Field testing in developing regions uses portable kits designed for rapid assessment of the most dangerous contaminants — E. coli, arsenic, fluoride, and nitrates. These tests are used by organisations installing water infrastructure to verify that a new borehole produces water meeting safety standards before a pump is fitted.
The constraint is that testing provides a snapshot at a single point in time. Water quality can change seasonally (monsoon contamination, drought concentration) and over years (aquifer depletion, new upstream pollution sources). Regular retesting is essential for any water source relied upon for daily consumption.
Why Water Quality Determines Whether Water Heals or Harms
The health benefits of drinking water — improved digestion, kidney function, brain performance, immune support — only apply when that water is clean.

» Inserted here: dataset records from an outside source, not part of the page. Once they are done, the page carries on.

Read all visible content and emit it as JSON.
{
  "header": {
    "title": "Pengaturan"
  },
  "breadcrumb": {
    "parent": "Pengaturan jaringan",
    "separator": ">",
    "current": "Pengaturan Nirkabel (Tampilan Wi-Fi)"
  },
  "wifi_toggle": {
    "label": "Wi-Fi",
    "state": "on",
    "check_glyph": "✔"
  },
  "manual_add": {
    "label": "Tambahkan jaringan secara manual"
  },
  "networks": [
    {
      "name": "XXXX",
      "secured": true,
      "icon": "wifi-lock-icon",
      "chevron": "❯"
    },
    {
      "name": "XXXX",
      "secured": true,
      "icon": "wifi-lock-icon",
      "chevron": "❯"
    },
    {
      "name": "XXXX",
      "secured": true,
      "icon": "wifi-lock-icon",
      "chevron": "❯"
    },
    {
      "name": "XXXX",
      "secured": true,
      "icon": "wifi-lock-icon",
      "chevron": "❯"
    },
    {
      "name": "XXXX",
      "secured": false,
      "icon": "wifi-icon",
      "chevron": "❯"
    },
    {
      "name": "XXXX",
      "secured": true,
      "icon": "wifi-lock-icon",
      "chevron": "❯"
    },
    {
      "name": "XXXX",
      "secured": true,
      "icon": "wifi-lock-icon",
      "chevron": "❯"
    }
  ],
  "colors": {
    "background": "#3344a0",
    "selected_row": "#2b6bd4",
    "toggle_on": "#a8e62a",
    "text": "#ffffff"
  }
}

Contaminated water does not hydrate safely. It introduces pathogens that cause diarrhoea (which accelerates dehydration), chemicals that damage organs over time, and particles whose long-term effects are still being researched.
For communities without access to tested and treated water, the quality question is existential. A hand water pump drawing from a protected borehole at 30 metres depth provides naturally filtered groundwater that meets safe drinking standards without chemical treatment. This is why water pump installations prioritise borehole site surveys — the quality of the water source determines everything about the health outcome for the community that depends on it.